Recorro novamente ao prontuário, essa testemunha muda, tesoureira dos instantes mais dolorosos de meu pai. Olho-o com carinho, folheio as suas páginas cuidadosamente, passeando os olhos pelas letras dos médicos, hieroglíficas, misteriosas, apocalípticas, e detecto mais algumas cenas da tragédia paterna.

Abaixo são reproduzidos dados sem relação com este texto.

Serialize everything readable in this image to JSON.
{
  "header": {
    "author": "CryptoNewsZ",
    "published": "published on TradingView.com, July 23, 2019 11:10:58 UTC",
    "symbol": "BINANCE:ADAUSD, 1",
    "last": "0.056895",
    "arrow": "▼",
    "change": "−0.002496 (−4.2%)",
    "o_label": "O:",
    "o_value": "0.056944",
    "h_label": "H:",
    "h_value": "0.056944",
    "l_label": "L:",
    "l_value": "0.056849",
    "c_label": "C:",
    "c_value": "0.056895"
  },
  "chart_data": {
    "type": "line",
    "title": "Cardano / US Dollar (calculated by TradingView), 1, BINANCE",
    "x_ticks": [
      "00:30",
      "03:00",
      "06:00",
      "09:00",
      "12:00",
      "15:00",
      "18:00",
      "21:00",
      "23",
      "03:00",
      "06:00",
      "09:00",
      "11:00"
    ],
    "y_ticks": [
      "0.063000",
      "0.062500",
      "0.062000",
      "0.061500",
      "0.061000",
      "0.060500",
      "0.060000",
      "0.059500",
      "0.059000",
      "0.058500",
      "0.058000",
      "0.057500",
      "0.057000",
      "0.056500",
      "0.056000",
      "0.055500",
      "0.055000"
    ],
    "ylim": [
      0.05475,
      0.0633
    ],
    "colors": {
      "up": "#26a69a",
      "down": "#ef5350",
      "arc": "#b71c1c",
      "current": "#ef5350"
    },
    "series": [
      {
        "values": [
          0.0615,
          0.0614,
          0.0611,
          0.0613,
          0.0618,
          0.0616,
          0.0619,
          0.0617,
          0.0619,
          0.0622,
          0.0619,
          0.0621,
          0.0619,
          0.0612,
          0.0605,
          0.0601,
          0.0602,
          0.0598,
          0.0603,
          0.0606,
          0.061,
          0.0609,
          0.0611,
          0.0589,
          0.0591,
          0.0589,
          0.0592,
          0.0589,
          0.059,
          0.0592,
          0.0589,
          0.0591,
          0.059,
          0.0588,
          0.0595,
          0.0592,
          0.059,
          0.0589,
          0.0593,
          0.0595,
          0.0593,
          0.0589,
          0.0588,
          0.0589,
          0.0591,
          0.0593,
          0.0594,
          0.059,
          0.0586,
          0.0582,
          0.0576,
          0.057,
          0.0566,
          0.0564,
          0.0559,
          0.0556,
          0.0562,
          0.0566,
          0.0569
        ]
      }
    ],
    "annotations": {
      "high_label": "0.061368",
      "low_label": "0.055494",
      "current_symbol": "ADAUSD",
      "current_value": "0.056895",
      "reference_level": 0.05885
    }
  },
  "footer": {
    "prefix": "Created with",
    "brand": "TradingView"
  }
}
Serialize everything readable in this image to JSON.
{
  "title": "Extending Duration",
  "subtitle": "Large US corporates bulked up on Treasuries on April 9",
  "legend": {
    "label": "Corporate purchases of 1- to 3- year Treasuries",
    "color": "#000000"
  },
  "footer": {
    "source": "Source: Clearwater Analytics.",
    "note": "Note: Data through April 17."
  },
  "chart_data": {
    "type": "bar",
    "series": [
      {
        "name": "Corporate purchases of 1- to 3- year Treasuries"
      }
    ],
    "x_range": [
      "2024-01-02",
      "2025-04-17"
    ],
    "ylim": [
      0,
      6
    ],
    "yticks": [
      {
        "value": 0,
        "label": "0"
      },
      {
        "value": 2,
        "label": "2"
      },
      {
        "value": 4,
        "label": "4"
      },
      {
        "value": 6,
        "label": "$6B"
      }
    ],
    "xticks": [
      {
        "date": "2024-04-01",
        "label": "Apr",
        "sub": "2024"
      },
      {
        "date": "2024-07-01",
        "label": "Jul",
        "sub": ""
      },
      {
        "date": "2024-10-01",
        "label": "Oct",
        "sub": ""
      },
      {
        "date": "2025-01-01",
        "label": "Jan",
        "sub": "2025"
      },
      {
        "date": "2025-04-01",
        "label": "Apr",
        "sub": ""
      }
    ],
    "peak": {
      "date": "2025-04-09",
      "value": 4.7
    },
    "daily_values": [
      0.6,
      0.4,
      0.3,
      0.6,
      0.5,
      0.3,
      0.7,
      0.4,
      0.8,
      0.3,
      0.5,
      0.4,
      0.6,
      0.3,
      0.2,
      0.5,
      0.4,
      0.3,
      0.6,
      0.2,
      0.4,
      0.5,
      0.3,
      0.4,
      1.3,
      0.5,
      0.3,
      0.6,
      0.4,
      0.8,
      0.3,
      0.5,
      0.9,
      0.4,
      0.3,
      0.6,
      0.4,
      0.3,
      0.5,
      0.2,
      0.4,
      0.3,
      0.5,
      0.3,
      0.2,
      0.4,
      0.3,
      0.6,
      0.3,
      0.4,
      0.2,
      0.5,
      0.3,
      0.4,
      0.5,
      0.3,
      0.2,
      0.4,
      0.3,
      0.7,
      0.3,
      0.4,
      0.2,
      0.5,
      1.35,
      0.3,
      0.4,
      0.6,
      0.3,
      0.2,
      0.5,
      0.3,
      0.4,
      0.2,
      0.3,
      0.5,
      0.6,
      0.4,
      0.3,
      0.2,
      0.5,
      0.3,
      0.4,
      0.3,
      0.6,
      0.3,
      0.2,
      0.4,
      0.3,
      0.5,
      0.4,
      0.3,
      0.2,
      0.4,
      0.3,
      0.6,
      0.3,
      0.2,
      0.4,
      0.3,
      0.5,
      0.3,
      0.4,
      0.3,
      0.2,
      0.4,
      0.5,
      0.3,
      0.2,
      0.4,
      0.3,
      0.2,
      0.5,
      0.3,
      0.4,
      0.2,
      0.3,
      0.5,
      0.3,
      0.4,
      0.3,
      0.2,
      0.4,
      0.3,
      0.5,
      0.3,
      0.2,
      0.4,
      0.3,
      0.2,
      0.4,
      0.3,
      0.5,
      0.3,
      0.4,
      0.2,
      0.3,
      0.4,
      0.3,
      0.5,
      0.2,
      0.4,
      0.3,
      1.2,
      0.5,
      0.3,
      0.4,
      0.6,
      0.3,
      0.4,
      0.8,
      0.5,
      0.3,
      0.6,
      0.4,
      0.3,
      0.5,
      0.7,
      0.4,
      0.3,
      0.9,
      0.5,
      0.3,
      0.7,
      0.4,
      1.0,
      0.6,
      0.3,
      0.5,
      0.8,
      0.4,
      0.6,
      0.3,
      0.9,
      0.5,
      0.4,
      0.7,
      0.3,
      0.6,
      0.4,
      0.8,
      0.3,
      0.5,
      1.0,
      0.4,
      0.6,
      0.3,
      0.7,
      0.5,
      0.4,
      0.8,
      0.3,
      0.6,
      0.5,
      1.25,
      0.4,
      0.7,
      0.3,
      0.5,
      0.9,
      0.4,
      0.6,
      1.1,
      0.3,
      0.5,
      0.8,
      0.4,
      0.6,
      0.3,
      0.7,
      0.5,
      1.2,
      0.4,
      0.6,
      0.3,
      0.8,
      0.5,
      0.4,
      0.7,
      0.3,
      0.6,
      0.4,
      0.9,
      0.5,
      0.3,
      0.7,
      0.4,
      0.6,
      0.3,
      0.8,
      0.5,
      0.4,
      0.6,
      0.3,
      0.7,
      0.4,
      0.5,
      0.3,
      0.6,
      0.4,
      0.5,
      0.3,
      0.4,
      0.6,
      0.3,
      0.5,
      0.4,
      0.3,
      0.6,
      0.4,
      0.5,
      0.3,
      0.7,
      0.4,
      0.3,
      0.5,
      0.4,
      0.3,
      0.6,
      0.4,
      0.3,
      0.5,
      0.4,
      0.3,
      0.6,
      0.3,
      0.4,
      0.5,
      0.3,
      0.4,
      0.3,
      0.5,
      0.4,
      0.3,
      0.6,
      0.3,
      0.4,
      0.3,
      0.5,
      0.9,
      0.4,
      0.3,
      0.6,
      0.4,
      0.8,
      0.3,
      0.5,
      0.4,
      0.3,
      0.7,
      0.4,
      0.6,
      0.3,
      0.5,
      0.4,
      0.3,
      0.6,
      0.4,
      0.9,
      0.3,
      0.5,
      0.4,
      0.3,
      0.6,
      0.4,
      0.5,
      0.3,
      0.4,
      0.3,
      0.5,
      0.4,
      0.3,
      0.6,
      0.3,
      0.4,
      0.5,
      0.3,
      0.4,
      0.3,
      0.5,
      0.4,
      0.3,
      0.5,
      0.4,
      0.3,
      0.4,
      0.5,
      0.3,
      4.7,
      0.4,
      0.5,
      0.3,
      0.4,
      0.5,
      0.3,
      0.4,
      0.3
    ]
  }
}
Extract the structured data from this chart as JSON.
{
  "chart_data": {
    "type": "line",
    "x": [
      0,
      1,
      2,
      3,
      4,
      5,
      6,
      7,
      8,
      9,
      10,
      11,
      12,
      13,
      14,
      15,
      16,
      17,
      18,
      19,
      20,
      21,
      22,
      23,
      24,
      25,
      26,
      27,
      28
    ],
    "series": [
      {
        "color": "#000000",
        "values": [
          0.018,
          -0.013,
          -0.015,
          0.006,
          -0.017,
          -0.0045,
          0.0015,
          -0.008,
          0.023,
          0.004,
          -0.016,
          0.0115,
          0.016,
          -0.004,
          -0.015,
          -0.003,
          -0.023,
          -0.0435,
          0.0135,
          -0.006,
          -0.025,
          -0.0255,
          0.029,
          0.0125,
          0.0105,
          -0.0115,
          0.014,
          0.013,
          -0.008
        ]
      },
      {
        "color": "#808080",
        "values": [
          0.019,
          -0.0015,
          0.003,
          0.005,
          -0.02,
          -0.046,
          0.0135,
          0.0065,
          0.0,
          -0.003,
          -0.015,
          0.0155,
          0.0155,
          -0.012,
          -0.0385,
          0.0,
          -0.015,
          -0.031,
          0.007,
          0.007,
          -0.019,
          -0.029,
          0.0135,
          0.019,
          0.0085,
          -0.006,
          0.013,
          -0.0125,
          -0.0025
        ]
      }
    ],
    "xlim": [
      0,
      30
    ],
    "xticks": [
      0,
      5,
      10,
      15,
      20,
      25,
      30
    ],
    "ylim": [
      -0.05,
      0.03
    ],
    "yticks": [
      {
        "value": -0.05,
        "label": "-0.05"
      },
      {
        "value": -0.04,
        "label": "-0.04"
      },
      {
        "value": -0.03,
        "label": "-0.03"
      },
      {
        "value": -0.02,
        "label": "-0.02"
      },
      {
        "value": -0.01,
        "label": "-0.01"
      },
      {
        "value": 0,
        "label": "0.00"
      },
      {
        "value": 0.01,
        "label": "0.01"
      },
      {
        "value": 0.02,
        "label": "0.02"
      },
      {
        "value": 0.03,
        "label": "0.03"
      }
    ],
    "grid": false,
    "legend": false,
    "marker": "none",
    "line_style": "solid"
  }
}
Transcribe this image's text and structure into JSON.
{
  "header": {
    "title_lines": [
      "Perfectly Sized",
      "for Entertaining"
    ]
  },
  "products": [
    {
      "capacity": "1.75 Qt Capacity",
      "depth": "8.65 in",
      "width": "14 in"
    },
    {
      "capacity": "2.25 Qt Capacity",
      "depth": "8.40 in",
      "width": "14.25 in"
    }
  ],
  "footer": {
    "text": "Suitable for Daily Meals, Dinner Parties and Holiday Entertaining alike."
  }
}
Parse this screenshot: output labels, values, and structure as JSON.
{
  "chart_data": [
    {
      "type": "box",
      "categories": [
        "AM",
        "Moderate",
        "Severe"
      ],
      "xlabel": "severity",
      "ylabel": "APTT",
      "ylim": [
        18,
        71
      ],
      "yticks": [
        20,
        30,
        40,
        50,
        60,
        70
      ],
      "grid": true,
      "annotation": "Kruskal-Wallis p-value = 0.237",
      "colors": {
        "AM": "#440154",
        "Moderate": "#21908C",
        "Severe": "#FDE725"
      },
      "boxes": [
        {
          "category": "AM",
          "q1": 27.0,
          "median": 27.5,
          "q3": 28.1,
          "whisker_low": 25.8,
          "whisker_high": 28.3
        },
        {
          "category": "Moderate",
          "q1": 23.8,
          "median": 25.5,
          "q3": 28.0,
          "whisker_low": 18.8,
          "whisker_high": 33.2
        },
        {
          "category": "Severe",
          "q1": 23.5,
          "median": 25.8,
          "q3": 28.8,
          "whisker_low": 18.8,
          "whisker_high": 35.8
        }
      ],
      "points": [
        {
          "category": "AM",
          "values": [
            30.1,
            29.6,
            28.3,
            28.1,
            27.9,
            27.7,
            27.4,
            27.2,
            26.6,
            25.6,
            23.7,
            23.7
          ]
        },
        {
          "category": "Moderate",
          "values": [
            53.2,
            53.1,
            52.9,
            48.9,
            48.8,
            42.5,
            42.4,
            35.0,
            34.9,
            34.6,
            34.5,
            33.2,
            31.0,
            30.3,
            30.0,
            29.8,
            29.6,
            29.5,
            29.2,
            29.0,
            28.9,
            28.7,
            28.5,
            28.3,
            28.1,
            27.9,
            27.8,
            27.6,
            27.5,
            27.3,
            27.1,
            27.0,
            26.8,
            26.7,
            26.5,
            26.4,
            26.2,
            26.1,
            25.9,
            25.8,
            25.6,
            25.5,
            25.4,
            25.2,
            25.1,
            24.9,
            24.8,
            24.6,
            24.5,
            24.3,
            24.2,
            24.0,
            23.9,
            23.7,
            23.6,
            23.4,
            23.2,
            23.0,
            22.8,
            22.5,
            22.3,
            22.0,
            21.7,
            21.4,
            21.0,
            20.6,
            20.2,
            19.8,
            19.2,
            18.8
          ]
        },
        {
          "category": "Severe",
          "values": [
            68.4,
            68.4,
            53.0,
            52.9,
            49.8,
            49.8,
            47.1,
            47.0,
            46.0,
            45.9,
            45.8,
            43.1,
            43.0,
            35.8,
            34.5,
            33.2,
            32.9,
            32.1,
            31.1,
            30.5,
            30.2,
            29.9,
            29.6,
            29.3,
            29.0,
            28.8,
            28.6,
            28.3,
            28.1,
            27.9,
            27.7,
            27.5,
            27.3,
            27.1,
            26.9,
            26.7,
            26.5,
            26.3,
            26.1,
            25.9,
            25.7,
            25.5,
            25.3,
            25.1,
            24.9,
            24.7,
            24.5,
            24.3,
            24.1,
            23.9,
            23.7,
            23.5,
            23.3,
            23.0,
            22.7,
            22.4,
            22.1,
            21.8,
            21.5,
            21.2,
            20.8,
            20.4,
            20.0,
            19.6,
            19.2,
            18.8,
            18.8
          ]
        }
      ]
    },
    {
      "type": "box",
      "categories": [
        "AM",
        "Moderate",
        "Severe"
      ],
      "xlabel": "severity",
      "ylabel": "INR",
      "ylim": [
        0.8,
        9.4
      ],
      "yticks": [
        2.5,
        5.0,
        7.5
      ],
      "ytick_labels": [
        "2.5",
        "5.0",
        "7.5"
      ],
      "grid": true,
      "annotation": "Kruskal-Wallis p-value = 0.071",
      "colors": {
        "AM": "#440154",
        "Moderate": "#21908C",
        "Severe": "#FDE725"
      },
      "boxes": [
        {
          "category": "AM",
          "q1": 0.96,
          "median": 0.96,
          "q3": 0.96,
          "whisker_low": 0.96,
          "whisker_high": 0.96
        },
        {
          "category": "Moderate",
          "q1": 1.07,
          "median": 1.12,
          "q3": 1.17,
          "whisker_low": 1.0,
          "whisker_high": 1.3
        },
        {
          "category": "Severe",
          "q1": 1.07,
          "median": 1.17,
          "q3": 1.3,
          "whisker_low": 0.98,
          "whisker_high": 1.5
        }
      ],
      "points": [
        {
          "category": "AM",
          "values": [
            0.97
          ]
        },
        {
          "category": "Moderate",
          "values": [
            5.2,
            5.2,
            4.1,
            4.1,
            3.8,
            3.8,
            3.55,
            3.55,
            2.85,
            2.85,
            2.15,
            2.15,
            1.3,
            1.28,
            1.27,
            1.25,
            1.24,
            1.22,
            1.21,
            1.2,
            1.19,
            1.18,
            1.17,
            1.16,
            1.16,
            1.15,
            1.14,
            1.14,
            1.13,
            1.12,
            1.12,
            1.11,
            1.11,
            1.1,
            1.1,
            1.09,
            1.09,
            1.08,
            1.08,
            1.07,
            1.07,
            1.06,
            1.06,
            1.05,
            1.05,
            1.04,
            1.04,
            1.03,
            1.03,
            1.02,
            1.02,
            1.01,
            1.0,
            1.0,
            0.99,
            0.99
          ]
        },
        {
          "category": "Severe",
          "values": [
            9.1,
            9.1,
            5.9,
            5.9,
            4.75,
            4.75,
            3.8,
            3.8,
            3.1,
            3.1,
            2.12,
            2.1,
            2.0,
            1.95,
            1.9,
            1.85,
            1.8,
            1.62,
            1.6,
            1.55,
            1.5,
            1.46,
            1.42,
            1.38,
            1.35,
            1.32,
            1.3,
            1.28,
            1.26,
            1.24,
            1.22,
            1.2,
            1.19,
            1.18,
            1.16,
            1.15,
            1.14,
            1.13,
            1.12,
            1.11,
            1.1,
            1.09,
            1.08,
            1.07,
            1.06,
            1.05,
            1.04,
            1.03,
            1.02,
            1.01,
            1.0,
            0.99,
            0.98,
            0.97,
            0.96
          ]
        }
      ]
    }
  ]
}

Sobre a unção dos enfermos
Sobre a unção dos enfermos, reza o Catecismo da Igreja Católica: "A compaixão de Jesus pelos doentes e as numerosas curas de enfermos são um claro sinal de que, com Ele, chegou o Reino de Deus e a vitória sobre o pecado, o sofrimento e a morte. Com a sua paixão e morte, Ele dá um novo sentido ao sofrimento, o qual, se unido ao seu, pode ser meio de purificação e de salvação para nós e para os outros." (n. 314) e "A Igreja, tendo recebido do Senhor a ordem de curar os enfermos, procura pô-la em prática com os cuidados para com os doentes, acompanhados da oração de intercessão. Ela possui sobretudo um sacramento específico em favor dos enfermos, instituído pelo próprio Cristo e atestado por São Tiago: «Quem está doente, chame a si os presbíteros da Igreja e rezem por ele, depois de o ter ungido com óleo no nome do Senhor» (Tg 5,14-15)." (n. 315).